Certaines filières se sont emparées de longue date des sujets de transition. « Nous avons sûrement la bibliothèque d’architecture solaire la mieux fournie de France. C’est un héritage des années 1970, où toute une mouvance d’architectes creusait les questions écologiques », retrace Vincent Ducatez, architecte et enseignant à l’ENSAP (École nationale supérieure d’architecture et de paysage) de Lille (Nord). Architecture solaire, ou les mille et une manières d’utiliser la lumière, la chaleur et l’énergie du soleil pour réduire l’impact environnemental d’un bâtiment. Pas très éloigné des exigences actuelles…
Penser l’après-demain
Dans cette filière, pas d’autre choix que de se trouver à la pointe sur ces enjeux. « Être architecte, c’est un socle de connaissances, mais surtout une dynamique. Nos étudiants travailleront pendant plusieurs décennies et leurs constructions vivront peut-être plus longtemps encore. Prévoir le futur fait partie de notre métier », explique Vincent Ducatez. Or, peu de doute que les effets du dérèglement climatique seront un sujet.
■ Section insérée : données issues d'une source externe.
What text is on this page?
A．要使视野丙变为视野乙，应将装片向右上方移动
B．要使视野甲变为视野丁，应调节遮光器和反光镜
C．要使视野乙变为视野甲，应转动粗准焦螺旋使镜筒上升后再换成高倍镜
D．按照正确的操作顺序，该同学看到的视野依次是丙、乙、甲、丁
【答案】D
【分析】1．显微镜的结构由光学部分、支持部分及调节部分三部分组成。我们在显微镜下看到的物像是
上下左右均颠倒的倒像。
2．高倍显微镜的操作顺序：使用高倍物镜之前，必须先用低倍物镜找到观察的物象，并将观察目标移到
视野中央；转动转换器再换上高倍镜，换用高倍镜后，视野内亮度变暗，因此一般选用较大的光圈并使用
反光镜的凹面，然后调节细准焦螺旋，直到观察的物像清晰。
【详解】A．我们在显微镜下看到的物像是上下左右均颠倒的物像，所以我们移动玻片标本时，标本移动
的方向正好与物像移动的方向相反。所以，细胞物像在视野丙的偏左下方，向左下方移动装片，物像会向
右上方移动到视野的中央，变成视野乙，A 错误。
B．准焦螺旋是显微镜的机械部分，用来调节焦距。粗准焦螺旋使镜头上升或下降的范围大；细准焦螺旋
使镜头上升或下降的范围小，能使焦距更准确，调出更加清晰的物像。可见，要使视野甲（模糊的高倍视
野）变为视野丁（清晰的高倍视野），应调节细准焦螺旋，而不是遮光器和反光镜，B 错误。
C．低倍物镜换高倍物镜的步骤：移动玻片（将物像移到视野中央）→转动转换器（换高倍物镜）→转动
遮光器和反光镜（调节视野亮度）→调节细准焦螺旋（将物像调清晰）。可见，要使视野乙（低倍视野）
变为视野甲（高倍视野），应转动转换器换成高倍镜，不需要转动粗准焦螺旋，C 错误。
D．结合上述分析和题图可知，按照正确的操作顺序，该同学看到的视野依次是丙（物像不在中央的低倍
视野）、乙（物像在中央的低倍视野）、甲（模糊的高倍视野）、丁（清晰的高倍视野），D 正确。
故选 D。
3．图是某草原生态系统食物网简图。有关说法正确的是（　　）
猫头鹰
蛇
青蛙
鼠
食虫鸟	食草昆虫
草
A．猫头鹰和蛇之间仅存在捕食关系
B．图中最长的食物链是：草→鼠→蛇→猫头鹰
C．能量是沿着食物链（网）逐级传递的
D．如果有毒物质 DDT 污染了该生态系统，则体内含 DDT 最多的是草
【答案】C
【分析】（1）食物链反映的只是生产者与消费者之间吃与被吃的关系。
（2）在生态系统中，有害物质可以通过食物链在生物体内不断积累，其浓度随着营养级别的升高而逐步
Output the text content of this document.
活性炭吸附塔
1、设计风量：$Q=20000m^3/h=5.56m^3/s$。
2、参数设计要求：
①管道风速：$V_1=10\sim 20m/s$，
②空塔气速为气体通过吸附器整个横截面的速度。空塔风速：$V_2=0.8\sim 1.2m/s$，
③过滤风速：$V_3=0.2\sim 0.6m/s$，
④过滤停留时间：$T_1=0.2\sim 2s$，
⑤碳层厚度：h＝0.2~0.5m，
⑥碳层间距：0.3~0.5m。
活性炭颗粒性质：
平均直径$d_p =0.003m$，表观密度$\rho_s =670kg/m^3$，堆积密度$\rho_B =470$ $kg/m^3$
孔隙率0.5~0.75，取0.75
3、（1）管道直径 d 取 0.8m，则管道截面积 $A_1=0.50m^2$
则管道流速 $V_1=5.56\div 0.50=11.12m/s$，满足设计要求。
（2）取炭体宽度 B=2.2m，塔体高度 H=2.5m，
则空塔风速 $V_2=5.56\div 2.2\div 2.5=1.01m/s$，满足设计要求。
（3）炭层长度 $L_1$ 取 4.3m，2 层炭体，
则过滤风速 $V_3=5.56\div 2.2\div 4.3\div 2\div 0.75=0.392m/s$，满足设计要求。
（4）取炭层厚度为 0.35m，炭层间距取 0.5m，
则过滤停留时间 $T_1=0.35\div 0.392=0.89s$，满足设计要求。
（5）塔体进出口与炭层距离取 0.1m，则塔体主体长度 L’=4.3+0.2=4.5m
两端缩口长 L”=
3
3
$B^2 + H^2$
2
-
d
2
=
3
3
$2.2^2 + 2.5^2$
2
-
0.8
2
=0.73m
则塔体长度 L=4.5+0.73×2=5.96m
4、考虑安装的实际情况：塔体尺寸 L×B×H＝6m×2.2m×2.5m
En architecture, on n’est plus là pour faire du beau. Enfin, si. Mais pas à n’importe quel prix. L’architecte étudie désormais l’amont et l’aval de son projet. Depuis les matériaux utilisés – de préférence biosourcés –, leur acheminement, à la construction proprement dite. Et jusqu’aux évolutions possibles de son œuvre, voire son démantèlement, un jour lointain. « Nos étudiants apprennent très tôt à utiliser des logiciels pour mesurer l’empreinte carbone de leurs choix. Ils pensent systématiquement réemploi, sobriété énergétique… Impossible d’évacuer ces questions », assure Vincent Ducatez. Les élèves découvrent la rénovation dès le 3e semestre, alors qu’elle était jadis une spécialité assez « niche », réservée aux bâtiments dits « remarquables ». Tout en s’imprégnant de textes et réglementations toujours plus précis et copieux.
Transitions, au pluriel
L’architecture est donc lancée dans une nouvelle transition, elle qui en a déjà traversé quelques-unes. « Quand j’ai commencé, nous dessinions tout à la main, se souvient le professeur de l’ENSAP Lille. La transition numérique a été un bouleversement majeur, en attendant l’IA. » D’autres profonds changements ont eu lieu. « Nous étions 83 garçons et 7 filles. Aujourd’hui, celles-ci représentent 67 % de nos étudiants. La plupart avaient un parent architecte ; ce n’est plus du tout le cas. Cette diversité est une autre grande transition de ce métier. »
« Cette diversité est une autre grande transition de ce métier. »
Vincent Ducatez, architecte et enseignant à l’ENSAP
Un autre sujet devient prégnant : la formation des architectes tout au long de leur carrière. Ce qui existe déjà, bien sûr, « mais il y a aujourd’hui un défi de réinvention, pour proposer des formations à forte valeur ajoutée, capables de s’adapter aux contraintes des professionnels. » Aussi occupés soient-ils, ceux-ci devront rester à l’affût des évolutions, qui ne manqueront pas. Car s’ils ont été formés à prévoir l’avenir, il leur jouera toujours des tours.